Code review

Can't do it in the usual UI as there's no pull request to reference, so here's the points I observed.

monkeypox-report/src/test_build.py

Line 105 in b09edfd

assert all(url.endswith("csv") for url in build.get_archives_list("csv"))

consider using monkeypatch to substitute requests.get here, or any problem accessing GitHub will make the test runner exit.
monkeypox-report/src/build.py

Line 79 in b09edfd

logging.error("Failed to get archives list, aborting")

(and elsewhere this pattern appears) raise an exception and log/exit in if __name__ == '__main__' so that you can also test unhappy paths.
monkeypox-report/src/test_build.py

Line 132 in b09edfd

def test_counts():

there are a lot of numbers the same in this comparison: how do I know that n_countries_suspected_only is 1 because it correctly counted those, not because it actually used the same logic for n_countries_discarded? My preference would be to introduce functions that calculate the summary statistics separately and test that they work correctly, which might help with:
monkeypox-report/src/build.py

Line 166 in b09edfd

countries_suspected_or_confirmed = set(

there's a bit of unnecessary complexity making this function hard to read: sometimes sets are calculated as unions/intersections of other sets; sometimes not; sometimes the same set is calculated multiple times; many of them are assigned values in L166-175 but then others are inlined in the return value or even walrus-assigned in the return value and used again on a subsequent line.
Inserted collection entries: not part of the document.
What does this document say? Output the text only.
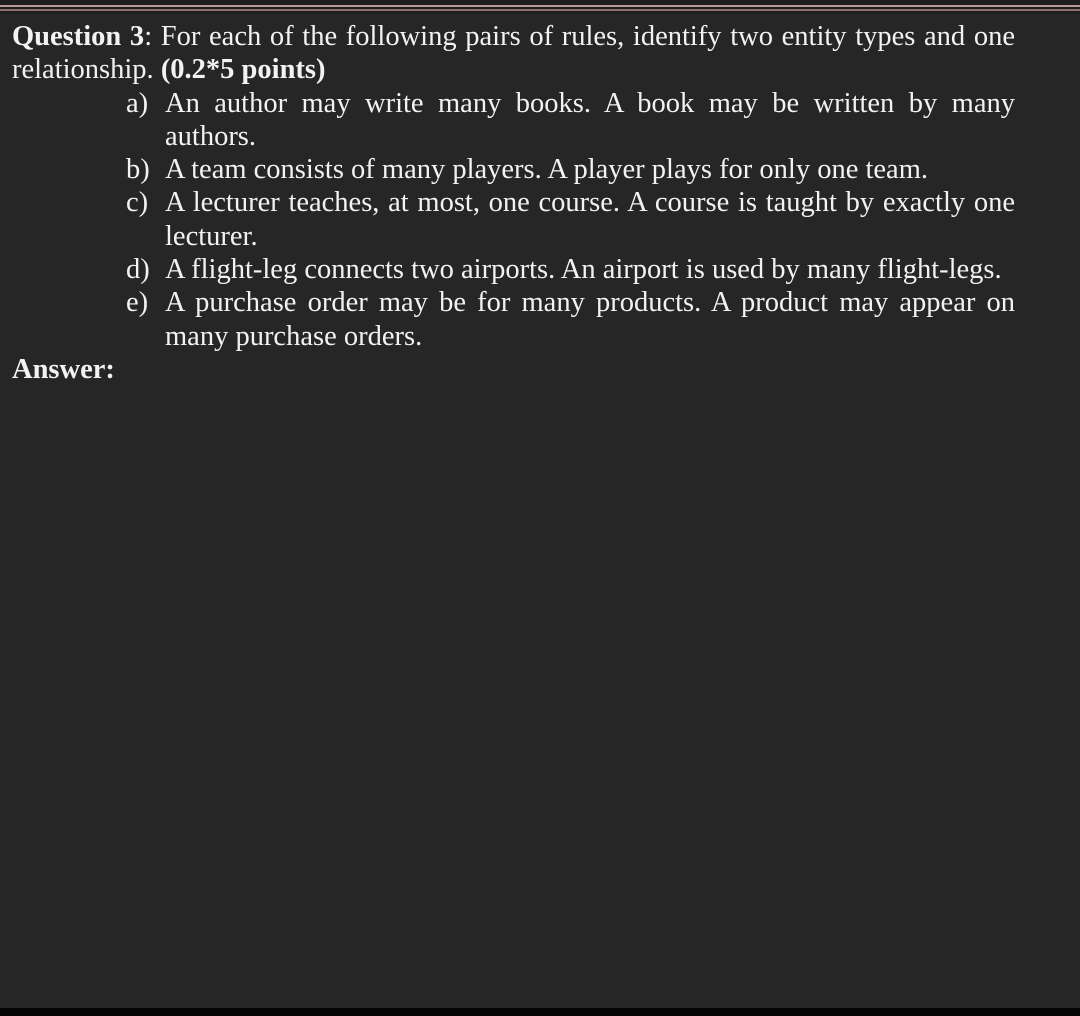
Question 3: For each of the following pairs of rules, identify two entity types and one relationship. (0.2*5 points)

a) An author may write many books. A book may be written by many authors.
b) A team consists of many players. A player plays for only one team.
c) A lecturer teaches, at most, one course. A course is taught by exactly one lecturer.
d) A flight-leg connects two airports. An airport is used by many flight-legs.
e) A purchase order may be for many products. A product may appear on many purchase orders.

Answer:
Maybe refactoring toward helper functions would make it easier to understand what's going on: this is probably the place where errors like including the wrong status in the calculation of a statistic will occur.
monkeypox-report/src/build.py

Line 225 in b09edfd

def mid_bucket_age(age_interval: str) -> float:

I don't understand why the mid-bucket-age of "50" isn't 50. I'm happy for that to be correct behaviour, but if so could you write a docstring explaining it please? :)
monkeypox-report/src/build.py

Line 243 in b09edfd

51 - 60, 61 - 70, 71 - 80, 81 -

in G.h we have an upper bound of 120 on age, which is not quite the oldest a human ever gets but acts as a QC check against typos. Worth implementing here?
monkeypox-report/src/test_build.py

Line 169 in b09edfd

[

the negative (raise ValueError) case isn't tested.
monkeypox-report/src/build.py

Line 268 in b09edfd

return {

nit: there's a function to calculate occurrences as percentages from data frames that can be extracted here.
there is a whole lot of setup code in the first 101 lines of test_build.py that seems to mostly generate dictionaries with random content that are used in a two-line test file. Could that be replaced with a constant dictionary, maybe loaded from json or yaml?
monkeypox-report/src/figures/genomics.py

Line 30 in b09edfd

genome_data = genome_data[genome_data.date >= "2022-05"]

this seems like a big inconsistency: if we don't know which cases are associated with the outbreak then we will consider all cases after May 2022, which includes endemic cases (though maybe not all of them; I don't know if the genomic data is only the West African clade).

Thanks @iamleeg! Great suggestion on refactoring counts(). I will add the age upper limit, not sure how to handle the genome data, restricting it to a clade maybe a good approximation.

@abhidg also consider stating which methodology was used for genomic data in the reports containing the figures, so people know whether they can do like-for-like comparisons.

Really insightful comments. I will add the upper bound age to the figure script as well.

It would be worth discussing how to handle the genome data on tomorrow's call.